Retraites : des milliers de femmes peuvent espérer une hausse de leur pension
Une réforme discrète pourrait corriger une injustice de longue date. Depuis 2023, certaines femmes retraitées ou proches de l'être peuvent bénéficier d'une revalorisation de leur pension. En cause : une meilleure prise en compte des congés maternité dans le calcul, alors que de nombreuses erreurs continuent de pénaliser les assurés.
Les anomalies dans les dossiers de retraite restent loin d'être marginales. Selon un rapport de la Cour des comptes, 10,5 % des pensions présentent des erreurs : cotisations non déclarées, trimestres manquants ou encore mauvais calculs.
Conséquence directe : près d'un retraité sur dix percevrait une pension inférieure à ce qu'il devrait toucher. D'après la Direction de la recherche, des études, de l'évaluation et des statistiques (DREES), le manque à gagner oscille entre 40 et 180 euros bruts par mois.

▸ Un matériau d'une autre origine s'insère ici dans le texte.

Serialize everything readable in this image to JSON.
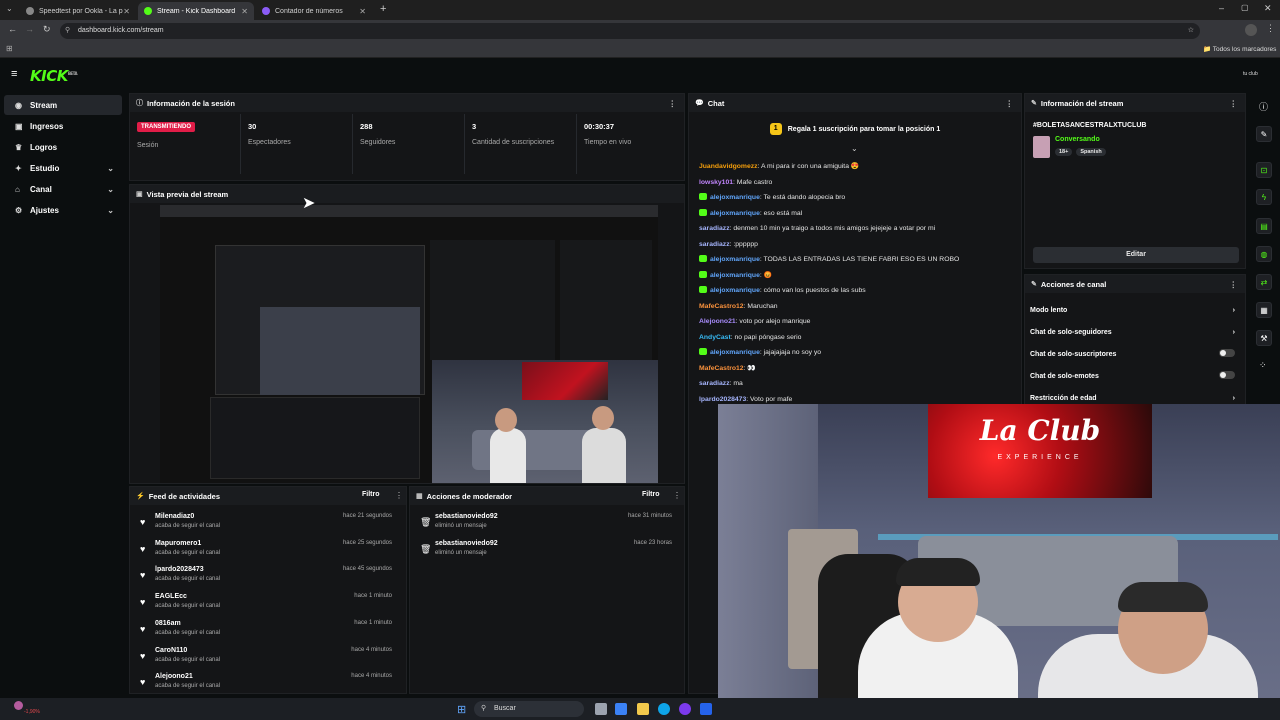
{
  "browser": {
    "tabs": [
      {
        "title": "Speedtest por Ookla - La prueb",
        "active": false,
        "color": "#888888"
      },
      {
        "title": "Stream - Kick Dashboard",
        "active": true,
        "color": "#53fc18"
      },
      {
        "title": "Contador de números",
        "active": false,
        "color": "#8b5cf6"
      }
    ],
    "url": "dashboard.kick.com/stream",
    "bookmarks_label": "Todos los marcadores"
  },
  "kick": {
    "logo": "KICK",
    "logo_beta": "BETA",
    "user": "tu club"
  },
  "sidebar": {
    "items": [
      {
        "label": "Stream",
        "icon": "broadcast-icon",
        "glyph": "◉",
        "active": true,
        "expand": false
      },
      {
        "label": "Ingresos",
        "icon": "money-icon",
        "glyph": "▣",
        "active": false,
        "expand": false
      },
      {
        "label": "Logros",
        "icon": "trophy-icon",
        "glyph": "♛",
        "active": false,
        "expand": false
      },
      {
        "label": "Estudio",
        "icon": "studio-icon",
        "glyph": "✦",
        "active": false,
        "expand": true
      },
      {
        "label": "Canal",
        "icon": "channel-icon",
        "glyph": "⌂",
        "active": false,
        "expand": true
      },
      {
        "label": "Ajustes",
        "icon": "gear-icon",
        "glyph": "⚙",
        "active": false,
        "expand": true
      }
    ]
  },
  "session": {
    "title": "Información de la sesión",
    "status": "TRANSMITIENDO",
    "status_label": "Sesión",
    "stats": [
      {
        "value": "30",
        "label": "Espectadores"
      },
      {
        "value": "288",
        "label": "Seguidores"
      },
      {
        "value": "3",
        "label": "Cantidad de suscripciones"
      },
      {
        "value": "00:30:37",
        "label": "Tiempo en vivo"
      }
    ]
  },
  "preview": {
    "title": "Vista previa del stream"
  },
  "chat": {
    "title": "Chat",
    "pinned": "Regala 1 suscripción para tomar la posición 1",
    "messages": [
      {
        "user": "Juandavidgomezz",
        "color": "#f59e0b",
        "text": ": A mi para ir con una amiguita 😍",
        "badge": false
      },
      {
        "user": "lowsky101",
        "color": "#c084fc",
        "text": ": Mafe castro",
        "badge": false
      },
      {
        "user": "alejoxmanrique",
        "color": "#60a5fa",
        "text": ": Te está dando alopecia bro",
        "badge": true
      },
      {
        "user": "alejoxmanrique",
        "color": "#60a5fa",
        "text": ": eso está mal",
        "badge": true
      },
      {
        "user": "saradiazz",
        "color": "#a5b4fc",
        "text": ": denmen 10 min ya traigo a todos mis amigos jejejeje a votar por mi",
        "badge": false
      },
      {
        "user": "saradiazz",
        "color": "#a5b4fc",
        "text": ": :pppppp",
        "badge": false
      },
      {
        "user": "alejoxmanrique",
        "color": "#60a5fa",
        "text": ": TODAS LAS ENTRADAS LAS TIENE FABRI ESO ES UN ROBO",
        "badge": true
      },
      {
        "user": "alejoxmanrique",
        "color": "#60a5fa",
        "text": ": 😡",
        "badge": true
      },
      {
        "user": "alejoxmanrique",
        "color": "#60a5fa",
        "text": ": cómo van los puestos de las subs",
        "badge": true
      },
      {
        "user": "MafeCastro12",
        "color": "#fb923c",
        "text": ": Maruchan",
        "badge": false
      },
      {
        "user": "Alejoono21",
        "color": "#a78bfa",
        "text": ": voto por alejo manrique",
        "badge": false
      },
      {
        "user": "AndyCast",
        "color": "#38bdf8",
        "text": ": no papi póngase serio",
        "badge": false
      },
      {
        "user": "alejoxmanrique",
        "color": "#60a5fa",
        "text": ": jajajajaja no soy yo",
        "badge": true
      },
      {
        "user": "MafeCastro12",
        "color": "#fb923c",
        "text": ": 👀",
        "badge": false
      },
      {
        "user": "saradiazz",
        "color": "#a5b4fc",
        "text": ": ma",
        "badge": false
      },
      {
        "user": "lpardo2028473",
        "color": "#a5b4fc",
        "text": ": Voto por mafe",
        "badge": false
      }
    ]
  },
  "stream_info": {
    "title": "Información del stream",
    "stream_title": "#BOLETASANCESTRALXTUCLUB",
    "category": "Conversando",
    "tags": [
      "18+",
      "Spanish"
    ],
    "edit_label": "Editar"
  },
  "channel_actions": {
    "title": "Acciones de canal",
    "items": [
      {
        "label": "Modo lento",
        "type": "arrow"
      },
      {
        "label": "Chat de solo-seguidores",
        "type": "arrow"
      },
      {
        "label": "Chat de solo-suscriptores",
        "type": "toggle"
      },
      {
        "label": "Chat de solo-emotes",
        "type": "toggle"
      },
      {
        "label": "Restricción de edad",
        "type": "arrow"
      }
    ]
  },
  "activity": {
    "title": "Feed de actividades",
    "filter": "Filtro",
    "items": [
      {
        "name": "Milenadiaz0",
        "sub": "acaba de seguir el canal",
        "time": "hace 21 segundos"
      },
      {
        "name": "Mapuromero1",
        "sub": "acaba de seguir el canal",
        "time": "hace 25 segundos"
      },
      {
        "name": "lpardo2028473",
        "sub": "acaba de seguir el canal",
        "time": "hace 45 segundos"
      },
      {
        "name": "EAGLEcc",
        "sub": "acaba de seguir el canal",
        "time": "hace 1 minuto"
      },
      {
        "name": "0816am",
        "sub": "acaba de seguir el canal",
        "time": "hace 1 minuto"
      },
      {
        "name": "CaroN110",
        "sub": "acaba de seguir el canal",
        "time": "hace 4 minutos"
      },
      {
        "name": "Alejoono21",
        "sub": "acaba de seguir el canal",
        "time": "hace 4 minutos"
      }
    ]
  },
  "mod": {
    "title": "Acciones de moderador",
    "filter": "Filtro",
    "items": [
      {
        "name": "sebastianoviedo92",
        "sub": "eliminó un mensaje",
        "time": "hace 31 minutos"
      },
      {
        "name": "sebastianoviedo92",
        "sub": "eliminó un mensaje",
        "time": "hace 23 horas"
      }
    ]
  },
  "webcam": {
    "sign_line1": "La Club",
    "sign_line2": "EXPERIENCE"
  },
  "taskbar": {
    "search": "Buscar",
    "ticker": "-1,90%"
  }
}
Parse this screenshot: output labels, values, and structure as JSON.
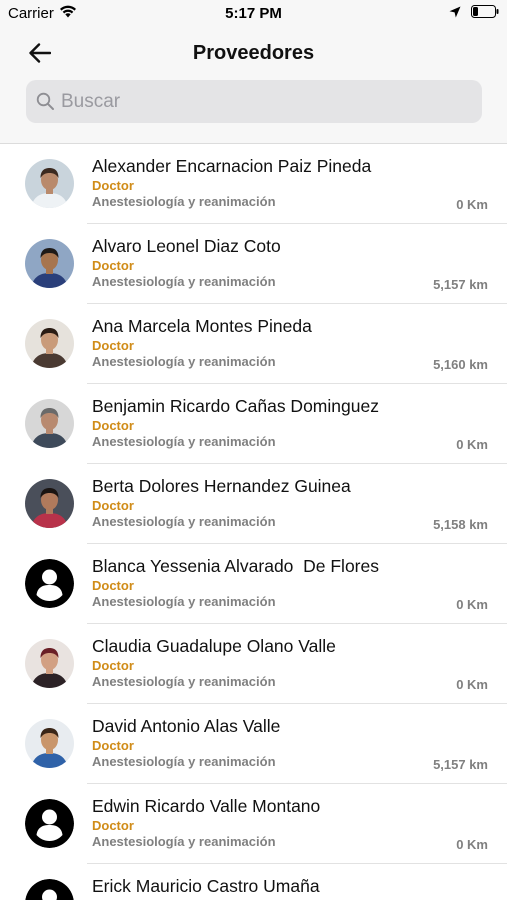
{
  "status_bar": {
    "carrier": "Carrier",
    "time": "5:17 PM"
  },
  "header": {
    "title": "Proveedores"
  },
  "search": {
    "placeholder": "Buscar",
    "value": ""
  },
  "colors": {
    "role": "#d08c18",
    "secondary_text": "#808080",
    "header_bg": "#f7f7f7",
    "search_bg": "#e4e4e6"
  },
  "providers": [
    {
      "name": "Alexander Encarnacion Paiz Pineda",
      "role": "Doctor",
      "specialty": "Anestesiología y reanimación",
      "distance": "0 Km",
      "avatar": "photo"
    },
    {
      "name": "Alvaro Leonel Diaz Coto",
      "role": "Doctor",
      "specialty": "Anestesiología y reanimación",
      "distance": "5,157 km",
      "avatar": "photo"
    },
    {
      "name": "Ana Marcela Montes Pineda",
      "role": "Doctor",
      "specialty": "Anestesiología y reanimación",
      "distance": "5,160 km",
      "avatar": "photo"
    },
    {
      "name": "Benjamin Ricardo Cañas Dominguez",
      "role": "Doctor",
      "specialty": "Anestesiología y reanimación",
      "distance": "0 Km",
      "avatar": "photo"
    },
    {
      "name": "Berta Dolores Hernandez Guinea",
      "role": "Doctor",
      "specialty": "Anestesiología y reanimación",
      "distance": "5,158 km",
      "avatar": "photo"
    },
    {
      "name": "Blanca Yessenia Alvarado  De Flores",
      "role": "Doctor",
      "specialty": "Anestesiología y reanimación",
      "distance": "0 Km",
      "avatar": "default-user-icon"
    },
    {
      "name": "Claudia Guadalupe Olano Valle",
      "role": "Doctor",
      "specialty": "Anestesiología y reanimación",
      "distance": "0 Km",
      "avatar": "photo"
    },
    {
      "name": "David Antonio Alas Valle",
      "role": "Doctor",
      "specialty": "Anestesiología y reanimación",
      "distance": "5,157 km",
      "avatar": "photo"
    },
    {
      "name": "Edwin Ricardo Valle Montano",
      "role": "Doctor",
      "specialty": "Anestesiología y reanimación",
      "distance": "0 Km",
      "avatar": "default-user-icon"
    },
    {
      "name": "Erick Mauricio Castro Umaña",
      "role": "",
      "specialty": "",
      "distance": "",
      "avatar": "default-user-icon"
    }
  ]
}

Parmi les profils les plus touchés figurent les anciennes salariées du secteur privé, dont les carrières ont souvent été interrompues ou ralenties, notamment en raison de la maternité.
Corriger l'impact des congés maternité
La réforme des retraites de 2023 a introduit une mesure destinée à corriger cet effet pénalisant. Désormais, les indemnités journalières (IJ) perçues pendant les congés maternité peuvent être intégrées dans le calcul du salaire annuel moyen (SAM), qui sert de base au calcul de la pension.
Jusqu'à présent, ce dispositif ne concernait que les femmes ayant pris un congé maternité après le 1er janvier 2012. Il est désormais étendu à celles ayant eu des enfants avant cette date. Une évolution majeure qui concerne les femmes déjà parties à la retraite depuis septembre 2023, mais aussi celles en cours de préparation de leur départ.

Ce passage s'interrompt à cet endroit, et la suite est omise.